107. La Commission constate, aux articles 1er et 2 de la décision, que le classement des grossistes et détaillants belges en catégories et l'attribution à ces dernières de marges différentes constitue une infraction à l'article 85, paragraphe 1, du Traité. Elle motive cette constatation en faisant notamment valoir, (n° 81 et 97), que ce système constitue une restriction de la concurrence aussi bien pour les fabricants que pour les grossistes. En effet, il priverait les fabricants de la possibilité de se faire concurrence dans le domaine des marges bénéficiaires et les grossistes dans celui des services qu'ils rendent aux producteurs. Tant dans le système antérieur au 1er décembre 1975 que dans celui instauré par la recommandation de cette date, il ne serait pas tenu compte des services, autres que ceux entrant en ligne de compte pour le classement, que peuvent rendre individuellement les intermédiaires.
108. Au cours de la procédure devant la Cour, la Commission a souligné que le fond des mesures en cause serait constitué par la concertation horizontale des requérantes au sujet des marges et autres avantages pécuniaires que les fabricants et importateurs octroient aux négociants. Pour la Commission, l'uniformisation de ces marges et avantages serait le strict équivalent d'une entente de prix entre producteurs et importateurs réglementant le prix à payer pour le service des intermédiaires. Ce système constituerait une grave infraction au régime concurrentiel voulu par le Traité.
109. Dans cette perspective, il convient d'examiner si les mesures incriminées, pour autant qu'elles portent sur les marges du négoce et sur les autres avantages pécuniaires, ont pour objet ou pour effet, contrairement à l'article 85, paragraphe 1, du Traité, d'empêcher, de restreindre ou de fausser de manière sensible le jeu de la concurrence dans le secteur des produits en cause à l'intérieur du marché commun.
110. A première vue, il apparaît du contenu même des mesures incriminées que celles-ci ont notamment pour objet d'exclure la possibilité pour les fabricants et les importateurs de négocier avec les grossistes des marges individuelles et des avantages plus favorables selon la situation du marché. Ceci est confirmé par le fait que les requérantes ont admis s'être conformées au régime en matière de marges, établi tant par la recommandation que par les mesures en vigueur antérieurement à celle-ci.

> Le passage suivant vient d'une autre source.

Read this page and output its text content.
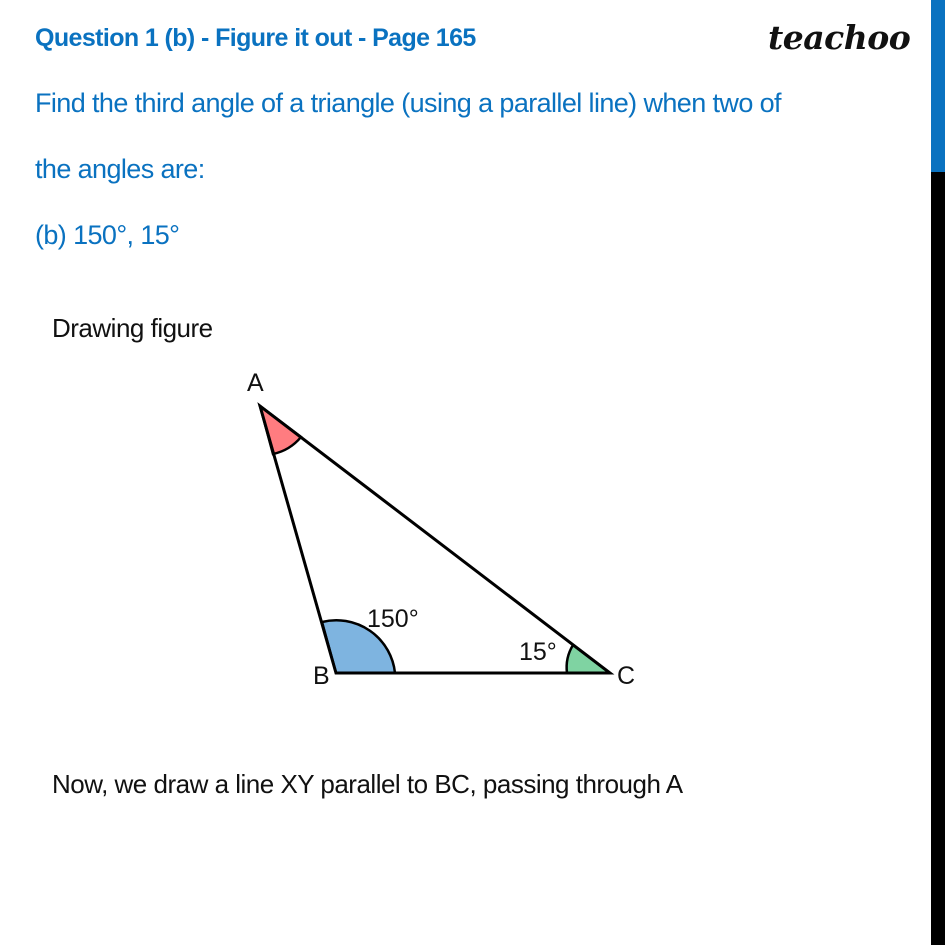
Question 1 (b) - Figure it out - Page 165	teachoo
Find the third angle of a triangle (using a parallel line) when two of
the angles are:
(b) 150°, 15°
Drawing figure
A
B	C
150°
15°
Now, we draw a line XY parallel to BC, passing through A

111. Les requérantes soutiennent cependant que diverses réglementations et pratiques administratives nationales applicables en Belgique dans le secteur des produits manufacturés du tabac ont une incidence si décisive sur le comportement des fabricants et importateurs belges de ces produits, tant pour les marges et autres avantages pécuniaires à consentir au négoce que pour les prix de vente aux consommateurs, que les mesures incriminées ne pourraient avoir pour objet ou pour effet de restreindre, à tout le moins de manière sensible, le jeu de la concurrence.
112. Il résulte des considérations précédentes qu'il convient d'examiner la nature et la portée desdites réglementations et pratiques administratives belges et d'apprécier leurs effets éventuels sur la concurrence.
i) Les réglementations et pratiques administratives belges
- La réglementation fiscale belge en matière des droits d'accise sur les tabacs
113. Il ressort du dossier que les produits manufacturés du tabac, et notamment les cigarettes, sont soumis en Belgique à un régime fiscal caractérisé par l'application d'un droit d'accise " ad valorem " calculé sur le prix de vente au détail " TVA comprise " (ci-après dénommé en abrégé le " PVD "). Le montant cumulé de ces deux impositions doit être acquitté par le fabricant ou par l'importateur lors de l'achat des bandelettes fiscales apposées sur les divers produits du tabac avant leur commercialisation, qu'ils soient fabriqués en Belgique ou importés dans ce pays, et qui indiquent le PVD pris en considération pour le calcul des charges fiscales dues.
114. Lors de la vente au niveau du détail, les revendeurs doivent, en vertu du droit belge, respecter strictement les prix indiqués sur les bandelettes. Cette obligation découle de l'article 58 de la loi belge du 3 juillet 1969 créant le code de la TVA, qui dispose notamment qu'en ce qui concerne lesdits produits, cette taxe est calculée sur la base du prix inscrit sur la bandelette fiscale, qui doit être le prix imposé de vente au consommateur. Il s'ensuit qu'à partir du 1er janvier 1971, date d'entrée en vigueur des dispositions de l'article 58, le PVD choisi par le fabricant ou par l'importateur devient automatiquement le prix imposé de vente au consommateur.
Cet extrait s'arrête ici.